Best practice tips for data#
Take backups of important files. Data on Puhti disks is not backed up.
Allas is the best option for backups at CSC.
GitHub or similar for code.
Supercomputer disks do not work well with too many small files
Plan your analysis in a way that too many files are not needed.
Keep the small files in one zip-file, unzip it only on local fast disks during the analysis.
Don’t create a lot of files in one folder
Keep data that is needed longer also in Allas.
When working with big vector data sets, consider using a database:
Only file databases (SQLite, GeoPackage) can be kept on supercomputer disks.
For PostgreSQL and PostGIS use CSC Pukki Database-as-a-service.
For any other database set up virtual machine in cPouta.
Pay attention to data pre-processing:
Remove unnecessary data (clip, select, generalize).

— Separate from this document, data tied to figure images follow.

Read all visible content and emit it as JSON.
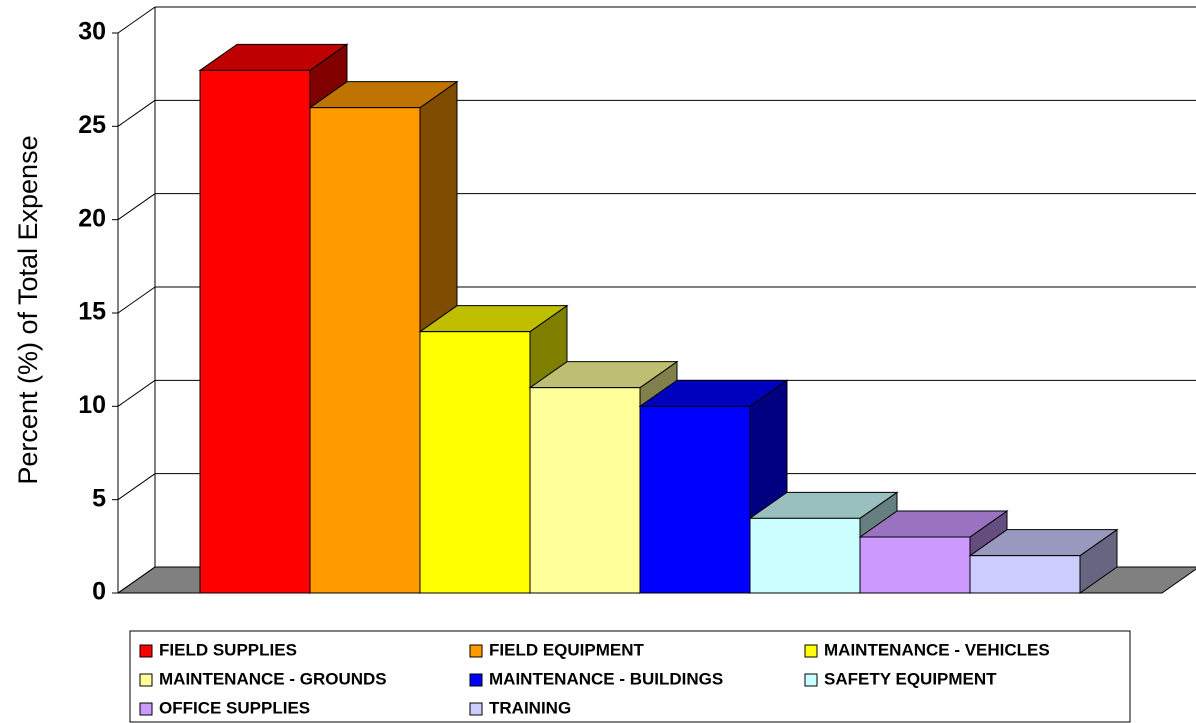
{
  "chart_data": {
    "type": "bar3d",
    "y_label": "Percent (%) of Total Expense",
    "categories": [
      "FIELD SUPPLIES",
      "FIELD EQUIPMENT",
      "MAINTENANCE - VEHICLES",
      "MAINTENANCE - GROUNDS",
      "MAINTENANCE - BUILDINGS",
      "SAFETY EQUIPMENT",
      "OFFICE SUPPLIES",
      "TRAINING"
    ],
    "values": [
      28,
      26,
      14,
      11,
      10,
      4,
      3,
      2
    ],
    "colors": [
      "#ff0000",
      "#ff9900",
      "#ffff00",
      "#ffff99",
      "#0000ff",
      "#ccffff",
      "#cc99ff",
      "#ccccff"
    ],
    "ylim": [
      0,
      30
    ],
    "yticks": [
      0,
      5,
      10,
      15,
      20,
      25,
      30
    ],
    "grid": true,
    "legend": "bottom"
  }
}
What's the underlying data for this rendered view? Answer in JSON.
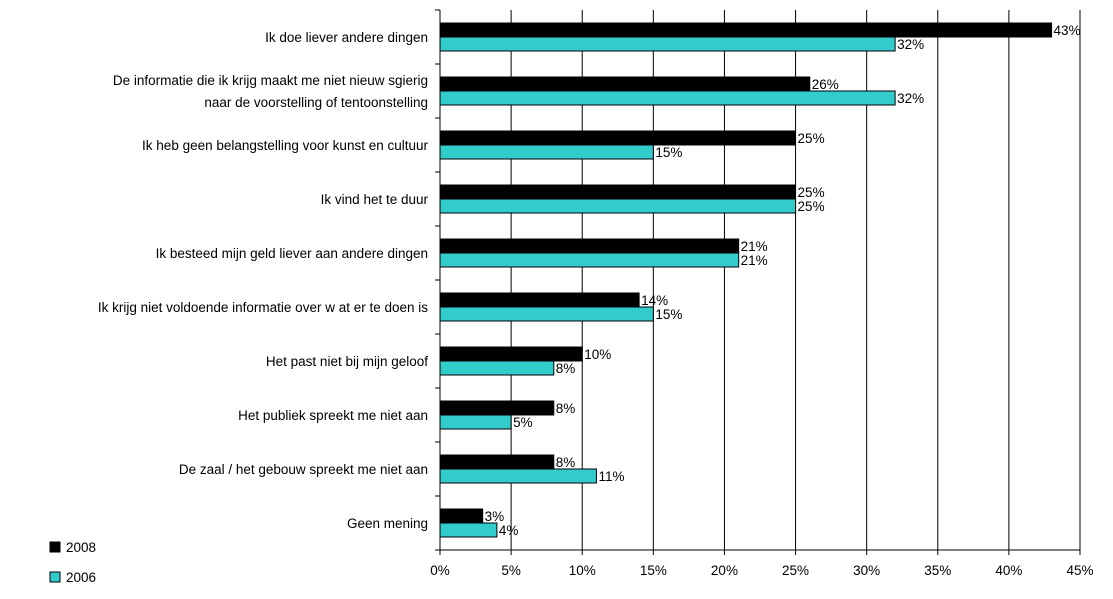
{
  "chart_data": {
    "type": "bar",
    "orientation": "horizontal",
    "title": "",
    "xlabel": "",
    "ylabel": "",
    "xlim": [
      0,
      45
    ],
    "x_ticks": [
      "0%",
      "5%",
      "10%",
      "15%",
      "20%",
      "25%",
      "30%",
      "35%",
      "40%",
      "45%"
    ],
    "value_suffix": "%",
    "grid": "vertical",
    "legend": "bottom-left",
    "categories": [
      [
        "Ik doe liever andere dingen"
      ],
      [
        "De informatie die ik krijg maakt me niet nieuw sgierig",
        "naar de voorstelling of tentoonstelling"
      ],
      [
        "Ik heb geen belangstelling voor kunst en cultuur"
      ],
      [
        "Ik vind het te duur"
      ],
      [
        "Ik besteed mijn geld liever aan andere dingen"
      ],
      [
        "Ik krijg niet voldoende informatie over w at er te doen is"
      ],
      [
        "Het past niet bij mijn geloof"
      ],
      [
        "Het publiek spreekt me niet aan"
      ],
      [
        "De zaal / het gebouw  spreekt me niet aan"
      ],
      [
        "Geen mening"
      ]
    ],
    "series": [
      {
        "name": "2008",
        "color": "#000000",
        "values": [
          43,
          26,
          25,
          25,
          21,
          14,
          10,
          8,
          8,
          3
        ]
      },
      {
        "name": "2006",
        "color": "#33CCCC",
        "values": [
          32,
          32,
          15,
          25,
          21,
          15,
          8,
          5,
          11,
          4
        ]
      }
    ]
  }
}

Index the relevant columns of your vector data for faster searches.
Disk status#
Display usage and quota of all your disk areas:
csc-workspaces
Display the amount of data and number of files within a given folder:
LUE
module load lue
lue --display-level=2 /scratch/project_200xxxx/
path, total size, in dir size, % of total, % of dir
---------------------------------------------------
/scratch/project_200xxxx/dirA 8.4GB 356KB 100.0 100.0
results 3.7GB 458MB 44.15 44.15
simu1 2.8GB 522MB 32.84 74.38 NOSIZE:1
simu2 521MB 521MB 6.02 13.64 NOSIZE:1
installation 1.4GB 48KB 16.2 16.2
gcc10 351MB 351MB 4.05 25.02
clang15 351MB 351MB 4.05 25.02
intel 350MB 350MB 4.04 24.94
Virtual rasters#
When working with big raster datasets, virtual rasters might be very helpful. Virtual rasters are a useful GDAL concept for managing large raster datasets that are split into map sheets that do not overlap. Technically a virtual raster is just a small XML file that tells GDAL where the actual data files are, but from user’s point of view virtual rasters can be treated much like any other raster format. Virtual rasters can include raster data in any file format GDAL supports. Virtual rasters are useful because they allow handling of large datasets as if they were a single file eliminating the need for locating correct files.
Virtual rasters are not useful for managing time-series or overlapping rasters, for example remote sensing tiles.
Supported by any GDAL based tool, including Python and R spatial packages, ArcGIS, FME, GrassGIS, MapInfo, QGIS, and SagaGIS.
CSC Docs: Virtual rasters tutorial, inc code examples for R and Python.